Mechanistic Insights into the Effect of Sodium Iodide on Copper-Mediated Iododeboronation.

The copper-catalyzed Chan-Evans-Lam (CEL) coupling reaction advances carbon-heteroatom cross-coupling and has facilitated the development of radiohalogenation methodologies in radiochemistry. This study investigated the mechanisms and side reactions of CEL iodination under conditions relevant to radiosynthesis and typical organic synthesis, focusing on the effects of sodium iodide. The concentrations of copper and iodide, as well as the copper-to-iodide ratio, were identified as significant factors for successful copper-mediated CEL iodination, influencing the reaction mechanisms and side reactions. Excess iodide relative to the copper salt led to the formation of poorly soluble iodinated copper(I) complexes that competed with that of the desired aryl iodide.
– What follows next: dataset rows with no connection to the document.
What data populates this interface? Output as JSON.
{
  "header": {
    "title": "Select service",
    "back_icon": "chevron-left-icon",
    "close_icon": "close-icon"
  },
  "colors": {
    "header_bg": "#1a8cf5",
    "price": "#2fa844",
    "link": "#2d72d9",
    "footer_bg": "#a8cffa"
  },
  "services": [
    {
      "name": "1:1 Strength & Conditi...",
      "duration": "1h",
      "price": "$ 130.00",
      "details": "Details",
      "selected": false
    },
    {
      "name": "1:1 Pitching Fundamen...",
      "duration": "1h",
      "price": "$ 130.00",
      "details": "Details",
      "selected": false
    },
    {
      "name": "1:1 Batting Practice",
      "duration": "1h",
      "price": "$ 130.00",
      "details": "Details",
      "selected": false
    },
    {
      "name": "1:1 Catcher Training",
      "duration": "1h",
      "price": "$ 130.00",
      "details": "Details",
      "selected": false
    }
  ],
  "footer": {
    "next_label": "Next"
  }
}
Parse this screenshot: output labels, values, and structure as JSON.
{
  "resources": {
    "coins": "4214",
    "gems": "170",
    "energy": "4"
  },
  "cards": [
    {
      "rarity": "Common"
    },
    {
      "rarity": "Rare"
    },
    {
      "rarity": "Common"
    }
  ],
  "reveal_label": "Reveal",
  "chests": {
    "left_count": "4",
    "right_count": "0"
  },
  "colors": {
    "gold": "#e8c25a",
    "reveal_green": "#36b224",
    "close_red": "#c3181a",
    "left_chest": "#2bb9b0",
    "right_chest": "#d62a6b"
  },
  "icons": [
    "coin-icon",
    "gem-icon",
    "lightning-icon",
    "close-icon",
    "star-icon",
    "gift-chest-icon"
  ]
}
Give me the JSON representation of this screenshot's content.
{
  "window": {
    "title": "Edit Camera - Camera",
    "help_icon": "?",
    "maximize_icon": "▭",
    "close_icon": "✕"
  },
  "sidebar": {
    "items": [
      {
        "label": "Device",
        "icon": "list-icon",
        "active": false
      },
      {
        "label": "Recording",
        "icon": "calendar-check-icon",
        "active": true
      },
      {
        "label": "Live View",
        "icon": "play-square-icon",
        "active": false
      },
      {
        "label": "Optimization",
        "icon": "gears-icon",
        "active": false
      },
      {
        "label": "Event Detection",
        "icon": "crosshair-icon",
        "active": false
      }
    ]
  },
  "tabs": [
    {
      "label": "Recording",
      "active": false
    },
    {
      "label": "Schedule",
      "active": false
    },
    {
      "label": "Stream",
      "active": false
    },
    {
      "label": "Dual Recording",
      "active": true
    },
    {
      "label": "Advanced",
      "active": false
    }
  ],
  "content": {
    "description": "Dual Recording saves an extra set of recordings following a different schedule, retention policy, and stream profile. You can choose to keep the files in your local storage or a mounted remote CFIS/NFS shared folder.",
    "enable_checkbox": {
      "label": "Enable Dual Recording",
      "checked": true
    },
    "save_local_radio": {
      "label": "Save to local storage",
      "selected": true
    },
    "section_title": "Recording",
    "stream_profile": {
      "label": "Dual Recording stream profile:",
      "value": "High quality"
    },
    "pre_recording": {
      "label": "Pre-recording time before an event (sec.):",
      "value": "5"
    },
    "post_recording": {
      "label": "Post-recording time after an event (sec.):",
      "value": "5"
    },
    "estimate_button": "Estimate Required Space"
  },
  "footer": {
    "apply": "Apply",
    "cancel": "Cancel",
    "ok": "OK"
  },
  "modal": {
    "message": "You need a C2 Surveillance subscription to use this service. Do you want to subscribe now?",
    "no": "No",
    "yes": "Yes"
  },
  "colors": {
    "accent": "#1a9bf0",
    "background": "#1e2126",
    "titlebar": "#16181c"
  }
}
Additionally, the predominant copper complex involved in the catalytic cycle differed between the early and late stages of the reaction, depending on the copper-to-iodide ratio. The results of this study indicate that the specialized radiosynthesis conditions meet the requirements for efficient CEL iodination. In particular, an extremely low concentration of iodide is optimal for CEL iodination. These in-depth mechanistic insights not only provide a detailed comparison of CEL iodination across radiochemistry and synthetic organic chemistry but can also inspire the development of novel (radio)iodination methods.